Lisa Karanja, Senior Director at TradeMark East Africa
A key point to have come out of the World Trade Organisation’s 10th ministerial meeting – WTO MC10 – that took place in Nairobi this week was the role that East African women can play in alleviating poverty across the region.
World Bank research suggests that women reinvest 90% of their income, compared to 30 to 40% for men, yet they often find themselves facing much higher barriers to participation in the economy.
As Senior Director for Business Competitiveness at TradeMark East Africa, my responsibility is to champion the empowerment of women traders across the region, not only as a means to accelerate economic growth, but also as an effective means to secure sustainable development.
The benefits of empowering women are clear and have been evident in the recent success stories across the region, from Tabitha Karanja of Keroche Breweries to Susan Mureithi from Suera Flowers.
We have already started to see the benefits of recent efforts to boost trade across the region, with trade between the East African Community (EAC) increasing from £1.7bn in 2004 to £5.7bn in 2014 but it is clear women are not fully participating in this trade and still face additional barriers to entry.
Most notable of these are lower levels of education and training, access to information with regards to their rights, difficultly in securing loans and finance due to land and property regulations that favour men, and more broadly discrimination and security concerns.
As an organisation we are committed to reducing these and an investment of $4.5m in our program Women in Trade aims to support 25,000 women traders across East Africa by the end of 2016.
By providing women the information and training they need to develop a business plan, educating them on export regulations and border crossing procedures, and helping them to form cooperatives and join trade associations, which will help them access networks to pursue opportunities and secure financing, we make real impact in securing sustainable economic growth and poverty alleviation across the region.
Please see: www.trademarkea.com for more information
Jane Mutiso, Executive Director of Woni Fruit and Vegetables
28 years ago my husband and I bought a small farm that had once been used to Asian vegetables for the export market. It was a hobby, but one that quickly became all encompassing.
We started producing and exporting the same crops to one customer in the United Kingdom. We put our family savings into the business and began increasing our production levels.
Through the Horticultural Crops Development Agency we were introduced to four new customers but it was not long before the business hit serious challenges, which unfortunately are the same challenges many young traders still face today.
Firstly, getting adequate information on the market that would enable us to tailor our product accordingly was almost impossible. There were no sources and few organisations who were in a position to help us.
Secondly, trying to communicate with our customers, suppliers and staff members around the country was inefficient and expensive. There were no support structures in place to manage this.

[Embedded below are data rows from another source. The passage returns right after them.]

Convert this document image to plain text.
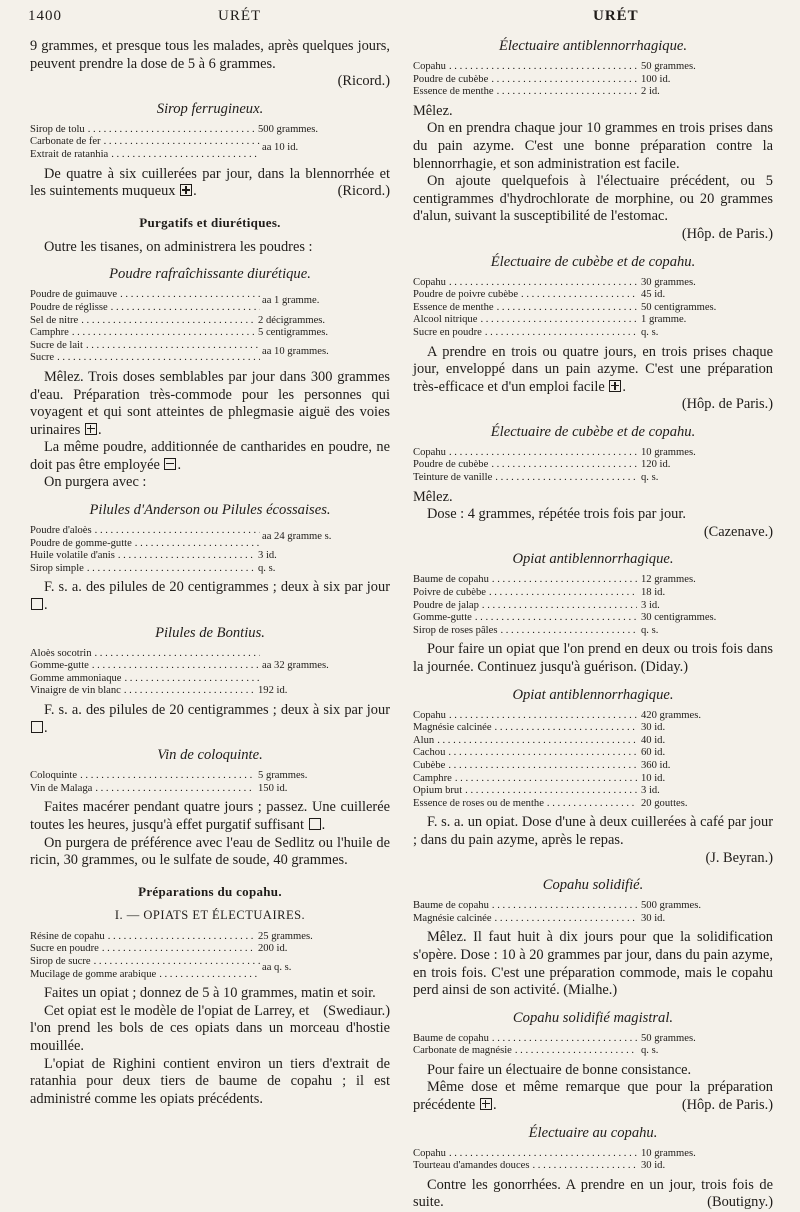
1400	URÉT	URÉT

9 grammes, et presque tous les malades, après quelques jours, peuvent prendre la dose de 5 à 6 grammes.

(Ricord.)
Sirop ferrugineux.
Sirop de tolu . . .	500 grammes.
Carbonate de fer . . .
Extrait de ratanhia . . .
aa 10 id.

De quatre à six cuillerées par jour, dans la blennorrhée et les suintements muqueux .	(Ricord.)

Purgatifs et diurétiques.

Outre les tisanes, on administrera les poudres :

Poudre rafraîchissante diurétique.
Poudre de guimauve . . .
Poudre de réglisse . . .
aa 1 gramme.
Sel de nitre . . .	2 décigrammes.
Camphre . . .	5 centigrammes.
Sucre de lait . . .
Sucre . . .
aa 10 grammes.

Mêlez. Trois doses semblables par jour dans 300 grammes d'eau. Préparation très-commode pour les personnes qui voyagent et qui sont atteintes de phlegmasie aiguë des voies urinaires .

La même poudre, additionnée de cantharides en poudre, ne doit pas être employée .

On purgera avec :

Pilules d'Anderson ou Pilules écossaises.
Poudre d'aloès . . .
Poudre de gomme-gutte . . .
aa 24 gramme s.
Huile volatile d'anis . . .	3 id.
Sirop simple . . .	q. s.

F. s. a. des pilules de 20 centigrammes ; deux à six par jour .

Pilules de Bontius.
Aloès socotrin . . .
Gomme-gutte . . .
Gomme ammoniaque . . .
aa 32 grammes.
Vinaigre de vin blanc . . .	192 id.

F. s. a. des pilules de 20 centigrammes ; deux à six par jour .

Vin de coloquinte.
Coloquinte . . .	5 grammes.
Vin de Malaga . . .	150 id.

Faites macérer pendant quatre jours ; passez. Une cuillerée toutes les heures, jusqu'à effet purgatif suffisant .

On purgera de préférence avec l'eau de Sedlitz ou l'huile de ricin, 30 grammes, ou le sulfate de soude, 40 grammes.

Préparations du copahu.
I. — OPIATS ET ÉLECTUAIRES.
Résine de copahu . . .	25 grammes.
Sucre en poudre . . .	200 id.
Sirop de sucre . . .
Mucilage de gomme arabique . . .
aa q. s.

Faites un opiat ; donnez de 5 à 10 grammes, matin et soir.
(Swediaur.)

Cet opiat est le modèle de l'opiat de Larrey, et l'on prend les bols de ces opiats dans un morceau d'hostie mouillée.

L'opiat de Righini contient environ un tiers d'extrait de ratanhia pour deux tiers de baume de copahu ; il est administré comme les opiats précédents.

Électuaire antiblennorrhagique.
Copahu . . .	50 grammes.
Poudre de cubèbe . . .	100 id.
Essence de menthe . . .	2 id.
Mêlez.

On en prendra chaque jour 10 grammes en trois prises dans du pain azyme. C'est une bonne préparation contre la blennorrhagie, et son administration est facile.

On ajoute quelquefois à l'électuaire précédent, ou 5 centigrammes d'hydrochlorate de morphine, ou 20 grammes d'alun, suivant la susceptibilité de l'estomac.

(Hôp. de Paris.)
Électuaire de cubèbe et de copahu.
Copahu . . .	30 grammes.
Poudre de poivre cubèbe . . .	45 id.
Essence de menthe . . .	50 centigrammes.
Alcool nitrique . . .	1 gramme.
Sucre en poudre . . .	q. s.

A prendre en trois ou quatre jours, en trois prises chaque jour, enveloppé dans un pain azyme. C'est une préparation très-efficace et d'un emploi facile .

(Hôp. de Paris.)
Électuaire de cubèbe et de copahu.
Copahu . . .	10 grammes.
Poudre de cubèbe . . .	120 id.
Teinture de vanille . . .	q. s.
Mêlez.

Dose : 4 grammes, répétée trois fois par jour.

(Cazenave.)
Opiat antiblennorrhagique.
Baume de copahu . . .	12 grammes.
Poivre de cubèbe . . .	18 id.
Poudre de jalap . . .	3 id.
Gomme-gutte . . .	30 centigrammes.
Sirop de roses pâles . . .	q. s.

Pour faire un opiat que l'on prend en deux ou trois fois dans la journée. Continuez jusqu'à guérison. (Diday.)

Opiat antiblennorrhagique.
Copahu . . .	420 grammes.
Magnésie calcinée . . .	30 id.
Alun . . .	40 id.
Cachou . . .	60 id.
Cubèbe . . .	360 id.
Camphre . . .	10 id.
Opium brut . . .	3 id.
Essence de roses ou de menthe . . .	20 gouttes.

F. s. a. un opiat. Dose d'une à deux cuillerées à café par jour ; dans du pain azyme, après le repas.

(J. Beyran.)
Copahu solidifié.
Baume de copahu . . .	500 grammes.
Magnésie calcinée . . .	30 id.

Mêlez. Il faut huit à dix jours pour que la solidification s'opère. Dose : 10 à 20 grammes par jour, dans du pain azyme, en trois fois. C'est une préparation commode, mais le copahu perd ainsi de son activité. (Mialhe.)

Copahu solidifié magistral.
Baume de copahu . . .	50 grammes.
Carbonate de magnésie . . .	q. s.

Pour faire un électuaire de bonne consistance.

Même dose et même remarque que pour la préparation précédente .	(Hôp. de Paris.)

Électuaire au copahu.
Copahu . . .	10 grammes.
Tourteau d'amandes douces . . .	30 id.

Contre les gonorrhées. A prendre en un jour, trois fois de suite.	(Boutigny.)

There were also a number of other issues which you would not think about, such as foreign exchange systems, gaining space on flights to transport goods and the restrictions placed on smaller firms by larger more established companies.
We had a tough time at the beginning but today Woni Fruit and Vegetables is an exporter of fruit and vegetables from okra to avocados across Africa, Europe and the Middle East.
I am using the experience I went through to support others. Aside from mentoring a number of young women starting out, I also work with 1000 households of small-scale farmers to get their produce to market.
There is a huge opportunity to make a real difference to the growth rates of Eastern Africa and that is a hugely exciting development.